As a language coordinator, language is at the heart of my job. I spend the day juggling between three languages. We speak a mix of French and Arabic at home, I speak French outside and with my colleagues and speak English with my controllers in the language lab and with my fellow teachers. The funniest language-related situation happened to me in a bank in Marrakech. Once again, you’re being looked at and categorized on your appearance. The bank employee looked at this lady in her djellaba (I love wearing djellabas in Morocco because I don’t like doing that in Europe) and told her to wait. Then there came this group of British tourists who were visibly lost and didn’t know how to get Moroccan dirhams. They asked the ladies behind the counter, but none of them could understand the request or give any instruction. I spontaneously offered to help out with the translation and, guess what? I was taken care of very quickly and with a lot of hospitality.

How do you actively contribute to and give back to both your first and second homes, be it through community involvement, philanthropy, or other means?

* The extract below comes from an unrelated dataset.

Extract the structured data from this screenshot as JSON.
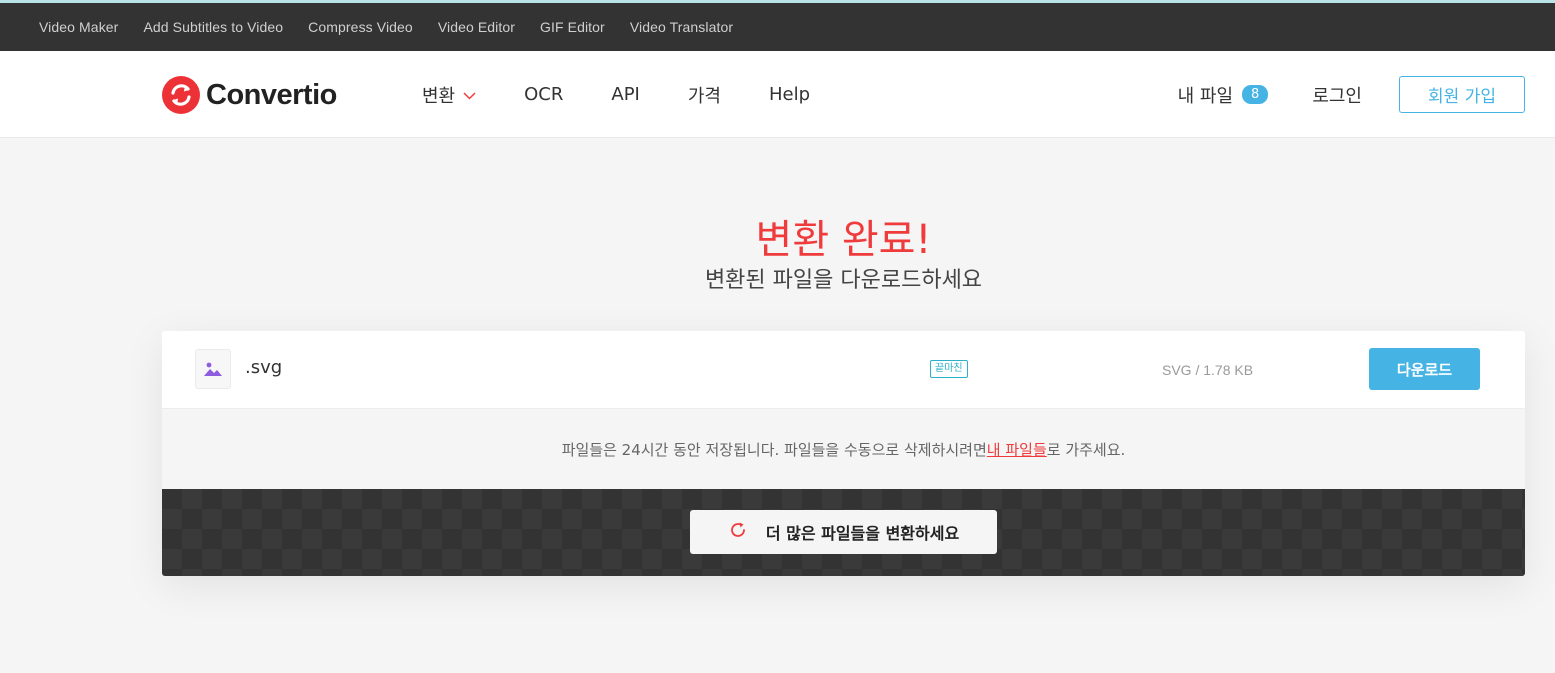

To be honest, I‘ve always wanted to contribute to and give back to my native country through sharing my experience be it in aviation or in languages or literature. I’ve found it hard. My offers are always welcomed but never come off the ground. I don’t know why and I have never been given a reason why. I nevertheless do my best to contribute through philanthropy. Unfortunately, no community involvement and that’s precisely why I’m trying to find out how and what community to join in.